Cellular mechanisms regulating synaptic vesicle exocytosis and endocytosis in aortic baroreceptor neurons.

The purpose of this chapter is to review some of the recent progress in the understanding of the cellular and biophysical mechanisms that are involved in the regulation of arterial baroreceptor neurotransmission. Synaptic depression or fatigue following repeated neuronal stimulation has been shown at central baroreceptor synapses in vivo and in vitro. As most of the central neurons have a limited number of vesicles, vesicle retrieval or endocytosis following exocytosis is thought to play a major role in preserving synaptic transmission. We have hypothesized that central baroreceptor terminals may inhibit their own synaptic transmission via feedback activation of presynaptic metabotropic glutamate receptors (mGluRs).

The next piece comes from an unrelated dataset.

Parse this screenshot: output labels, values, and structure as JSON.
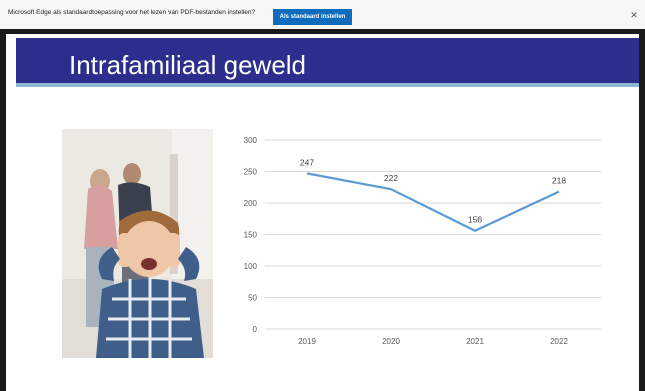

We have analyzed the effects of mGluR autoreceptors (group III mGluRs) on voltage-gated calcium channels using standard patch-clamp techniques and on the process of exocytosis and endocytosis in aortic baroreceptor neurons using the quantitative imaging dye FM1-43 and FM2-10. Usng the whole-cell patch-clamp technique, we have found that activation of group III mGluRs with L-AP4 inhibits peak calcium channel current. Furthermore, activation of group III mGluRs with L-AP4 markedly decreases stimulation-induced exocytosis in aortic baroreceptor neurons, as measured with FM1-43, and inhibits synapsin I phosphorylation. These results suggest that activation of group III mGluRs may inhibit synaptic transmission by (1) inhibiting calcium influx, (2) decreasing synaptic vesicle exocytosis, and (3) modulating the mechanisms governing synaptic vesicle recovery and endocytosis. These effects of mGluRs on baroreceptor synaptic vesicles may contribute to the baroreceptor/nucleus tractus solitarius synaptic depression observed in vivo.